The Portland, Ore., Bureau of Environmental Services and Salem, Ore.-based contractor Emery & Sons Construction Inc. on a recent project needed precision to bore a new sewer line beneath two trolley tracks near an existing steam vent in downtown Portland. They turned to an up-and-coming technology: laser-guided boring.

The laser-guided boring system allows crews to precisely place materials and work in tight spaces.
Photo Courtesy Of Emery & Sons
The laser-guided boring system allows crews to precisely place materials and work in tight spaces.

Using a Pella, Iowa-based Vermeer AXIS tool, the laser system provides near-exact placement of a bored tunnel and then pulls the pipe back through when complete—“a marvelous machine,” says Bill Theiss, PBES’s project manager.

The system allowed crews to run 245 ft of new sewer pipe in a high-traffic area within one week, says Dale Bettencourt, Emery & Sons project manager.

As part of a larger $2.2-million capital improvement project to update an aging sewer infrastructure, working in tight spots and digging underneath existing tracks and utilities proved daunting. “I’m just astounded by how close they can hit where they aim that thing,” Theiss says. “This is the second time we tried it, and we are starting to get a little more confident,” he adds.

The technology designed by Australian inventor Stuart Harrison, who partnered with Vermeer, works like a directional drill machine, but the ground doesn’t need to be pressurized while it bores. Emery & Sons crews dug two 8-ft by 12-ft launch and receiving pits—small sizes for this type of work—and lined up the laser with Harrison’s help.

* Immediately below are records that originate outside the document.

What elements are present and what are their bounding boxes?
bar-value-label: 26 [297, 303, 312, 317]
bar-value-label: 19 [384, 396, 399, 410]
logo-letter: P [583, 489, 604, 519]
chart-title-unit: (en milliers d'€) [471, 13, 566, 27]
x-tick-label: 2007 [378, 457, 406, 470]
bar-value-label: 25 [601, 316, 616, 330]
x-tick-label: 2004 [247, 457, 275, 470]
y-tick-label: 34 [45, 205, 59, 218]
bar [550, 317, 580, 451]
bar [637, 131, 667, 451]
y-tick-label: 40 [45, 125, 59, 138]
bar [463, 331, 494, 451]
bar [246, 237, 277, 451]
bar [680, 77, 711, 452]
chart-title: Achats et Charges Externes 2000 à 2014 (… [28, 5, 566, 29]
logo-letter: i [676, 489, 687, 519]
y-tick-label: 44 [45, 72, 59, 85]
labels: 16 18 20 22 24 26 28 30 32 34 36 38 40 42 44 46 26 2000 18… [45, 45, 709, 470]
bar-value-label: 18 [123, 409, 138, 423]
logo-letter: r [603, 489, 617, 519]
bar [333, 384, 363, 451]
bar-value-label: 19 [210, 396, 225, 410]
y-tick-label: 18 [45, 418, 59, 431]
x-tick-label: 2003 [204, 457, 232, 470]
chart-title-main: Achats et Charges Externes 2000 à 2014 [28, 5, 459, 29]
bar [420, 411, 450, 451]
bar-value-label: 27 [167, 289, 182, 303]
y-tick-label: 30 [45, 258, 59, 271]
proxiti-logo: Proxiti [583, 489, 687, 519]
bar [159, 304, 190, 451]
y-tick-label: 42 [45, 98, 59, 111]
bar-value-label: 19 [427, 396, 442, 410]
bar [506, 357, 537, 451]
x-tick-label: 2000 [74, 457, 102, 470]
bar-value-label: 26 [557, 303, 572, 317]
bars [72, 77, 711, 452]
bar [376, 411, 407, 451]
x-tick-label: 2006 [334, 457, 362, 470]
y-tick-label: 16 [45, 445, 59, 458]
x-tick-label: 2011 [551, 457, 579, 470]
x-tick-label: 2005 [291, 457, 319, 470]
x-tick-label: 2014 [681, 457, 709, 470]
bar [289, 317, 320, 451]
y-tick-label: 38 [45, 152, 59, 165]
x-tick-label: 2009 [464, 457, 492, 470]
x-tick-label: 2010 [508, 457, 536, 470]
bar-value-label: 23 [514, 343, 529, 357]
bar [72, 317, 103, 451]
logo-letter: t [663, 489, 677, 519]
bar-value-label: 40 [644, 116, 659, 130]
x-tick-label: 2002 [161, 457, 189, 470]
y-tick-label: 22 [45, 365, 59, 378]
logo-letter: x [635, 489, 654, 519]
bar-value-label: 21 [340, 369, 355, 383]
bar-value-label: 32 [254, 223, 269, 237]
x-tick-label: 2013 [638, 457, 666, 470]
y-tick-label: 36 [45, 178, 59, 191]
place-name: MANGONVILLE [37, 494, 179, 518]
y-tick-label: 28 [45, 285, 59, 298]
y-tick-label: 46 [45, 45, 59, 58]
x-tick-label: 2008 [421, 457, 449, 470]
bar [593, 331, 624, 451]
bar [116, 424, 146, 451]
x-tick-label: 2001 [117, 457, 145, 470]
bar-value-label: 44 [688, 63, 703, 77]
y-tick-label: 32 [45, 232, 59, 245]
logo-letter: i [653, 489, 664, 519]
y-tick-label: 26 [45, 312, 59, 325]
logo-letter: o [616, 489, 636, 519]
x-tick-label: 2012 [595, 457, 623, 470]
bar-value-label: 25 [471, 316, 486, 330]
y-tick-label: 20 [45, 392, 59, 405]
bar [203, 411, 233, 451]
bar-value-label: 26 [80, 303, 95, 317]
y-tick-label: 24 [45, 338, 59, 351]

“If you aim [the laser] in the right direction, it will go in the right direction,” Theiss says. While the machine is designed to range up to 350 ft, Emery & Sons needed it for just 245 ft of 14-in.-dia piping, a smaller size than traditional micro tunneling allows. Once the tunnel was bored, the system pulled flexible high-density polyethylene pipe back through the aperture. The crews avoided the standard procedure: jamming pipe into an existing hole.

The new tunnel, running parallel to an old clay sewer pipe, runs from 10 to 13 ft underground and within 10 ft of a steam tunnel containing 50,000 volts as well as the trolley tracks and existing storm lines. Thus, precision was key. The soft soil allowed the pipe to run straight through and fall within 0.2 inches of the final target, Bettencourt says.

As Portland continues to undergo massive sewer upgrades of its aging concrete and clay pipes, Theiss says this technology will come into play more. “There are a lot of cases where it could and probably will be used,” Theiss says. “We do have another project … that we hope … to use it on.”